Por M. Correia Fernandes
A Páscoa deste ano parece ter-nos libertado da pressão mediática sobre a questão dos abusos. Parece que o silêncio prudente substituiu a avalanche noticiosa dos últimos meses, numa louvável superação do ruído mediático envolvente.
As celebrações decorreram, entre nós e em todo o país, com o habitual sentido pascal, desde as liturgias da Semana Santa até às liturgias do Dia de Páscoa, em que se reviveram tradições pascais que associam o essencial elemento litúrgico a muitas recriações populares do sentido humanizado do mistério.
Pode isto tornar-se um sinal de passar além do drama para edificação da paz e do equilíbrio humano e espiritual, que é uma das dimensões mais fortes e humanizadoras da Páscoa e das suas festas.

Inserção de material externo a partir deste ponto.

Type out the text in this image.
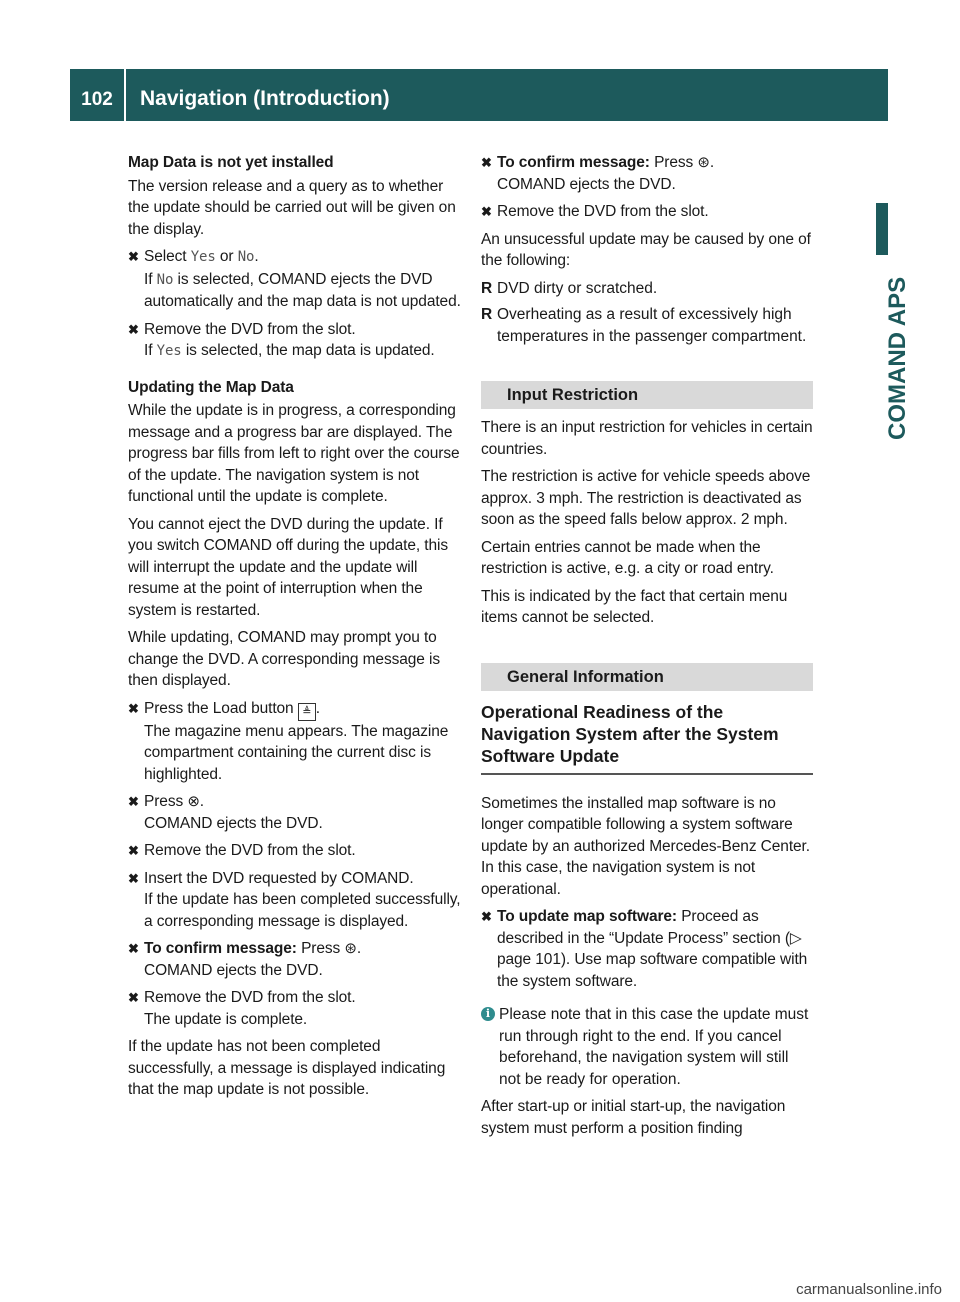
102	Navigation (Introduction)
COMAND APS

Map Data is not yet installed

The version release and a query as to whether the update should be carried out will be given on the display.

✖ Select Yes or No.
If No is selected, COMAND ejects the DVD automatically and the map data is not updated.
✖ Remove the DVD from the slot.
If Yes is selected, the map data is updated.

Updating the Map Data

While the update is in progress, a corresponding message and a progress bar are displayed. The progress bar fills from left to right over the course of the update. The navigation system is not functional until the update is complete.

You cannot eject the DVD during the update. If you switch COMAND off during the update, this will interrupt the update and the update will resume at the point of interruption when the system is restarted.

While updating, COMAND may prompt you to change the DVD. A corresponding message is then displayed.

✖ Press the Load button ≜ .
The magazine menu appears. The magazine compartment containing the current disc is highlighted.
✖ Press ⊗.
COMAND ejects the DVD.
✖ Remove the DVD from the slot.
✖ Insert the DVD requested by COMAND.
If the update has been completed successfully, a corresponding message is displayed.
✖ To confirm message: Press ⊛.
COMAND ejects the DVD.
✖ Remove the DVD from the slot.
The update is complete.

If the update has not been completed successfully, a message is displayed indicating that the map update is not possible.

✖ To confirm message: Press ⊛.
COMAND ejects the DVD.
✖ Remove the DVD from the slot.

An unsucessful update may be caused by one of the following:

R DVD dirty or scratched.
R Overheating as a result of excessively high temperatures in the passenger compartment.
Input Restriction

There is an input restriction for vehicles in certain countries.

The restriction is active for vehicle speeds above approx. 3 mph. The restriction is deactivated as soon as the speed falls below approx. 2 mph.

Certain entries cannot be made when the restriction is active, e.g. a city or road entry.

This is indicated by the fact that certain menu items cannot be selected.

General Information
Operational Readiness of the Navigation System after the System Software Update

Sometimes the installed map software is no longer compatible following a system software update by an authorized Mercedes-Benz Center. In this case, the navigation system is not operational.

✖ To update map software: Proceed as described in the “Update Process” section (▷ page 101). Use map software compatible with the system software.
i Please note that in this case the update must run through right to the end. If you cancel beforehand, the navigation system will still not be ready for operation.

After start-up or initial start-up, the navigation system must perform a position finding

carmanualsonline.info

É pelas exigências da justiça, pela purificação da razão e por um forte sentido ético que se realiza também a dimensão salvífica da Pascoa cristã.
Recorrendo à encíclica fundamental e fundadora de Bento XVI, Deus Caritas est (de dezembro de 2005), parece que a Páscoa, em relação aos princípios essenciais da Fé, propõe a reflexão essencial: “A doutrina social da Igreja discorre a partir da razão e do direito natural, isto é, a partir daquilo que é conforme à natureza de todo o ser humano. E sabe que não é tarefa da Igreja fazer ela própria valer politicamente esta doutrina: quer servir a formação da consciência na política e ajudar a crescer a percepção das verdadeiras exigências da justiça e, simultaneamente, a disponibilidade para agir com base nas mesmas, ainda que tal colidisse com situações de interesse pessoal. Isto significa que a construção de um ordenamento social e estatal justo, pelo qual seja dado a cada um o que lhe compete, é um dever fundamental que deve enfrentar de novo cada geração. Tratando-se de uma tarefa política, não pode ser encargo imediato da Igreja. Mas, como ao mesmo tempo é uma tarefa humana primária, a Igreja tem o dever de oferecer, por meio da purificação da razão e através da formação ética, a sua contribuição específica para que as exigências da justiça se tornem compreensíveis e politicamente realizáveis” (n. 28).
Ora será esta atitude que parece que as comunidades cristãs adotaram no contexto desta crise: que por meio da purificação da razão e pela busca da formação ética ajude a conduzir a sociedade à compreensão de que os erros e os males se devem tornar motivo de reflexão e criadores da sua superação. Tanto o ouvimos e dizemos e tão pouco e conseguimos captar: O Salvador não veio para condenar mas para salvar, e a frase dita a tantos no Evangelho, pode também ser dita à sociedade de hoje: vai e não voltes a pecar. Há um trabalho essencial a promover na sociedade nesse sentido.
Na sua homilia pascal, o papa Francisco acentuou a mesma ideia: “Páscoa significa ‘passagem’, porque, em Jesus, se realizou a passagem decisiva da humanidade, ou seja, a passagem da morte à vida, do pecado à graça, do medo à confiança, da desolação à comunhão”.
É esta passagem, a da desolação à comunhão, que deve constituir um apelo tanto para a Igreja como para a sociedade.
É também pascal a proposta da Conferência Episcopal Portuguesa ao afirmar: “Reafirmamos a nossa disponibilidade para acolher e escutar as vítimas que o desejarem e mantemos o firme compromisso de assumir as nossas responsabilidades e disponibilizar às vítimas todas as ajudas necessárias para o seu acompanhamento espiritual, psicológico e psiquiátrico, e outras formas de reparação do crime cometido”.
Podemos igualmente ir buscar mensagens dos bispos portugueses que evidenciam esta dimensão, propondo os caminhos da reconciliação.
O Bispo do Porto fez oportunamente notar que Deus “transcende sempre os nossos conceitos e certezas”, “ultrapassa as capacidades do nosso olhar a verdade que a nossa mente não consegue traduzir em fórmulas”. E na homilia pascal propôs o conceito do “silêncio de Deus” que sentiram os místicos, para apelar à superação dos rancores, dos medos, das dúvidas ou dos fracassos. E o arcebispo de Braga propõe “alegria contagiante, escuta acolhedora, portas abertas, mãe que busca os seus filhos”.
Ultrapassar as incapacidades do nosso olhar (lembramos a frase pessoana: “só vemos até onde chega o nosso olhar”) é também superar as incapacidades dos nossos julgamentos, que todos tendem a absolutizar. Este “buscar dos filhos” não é apenas da mãe, é a atitude de Deus em relação a toda a vida humana.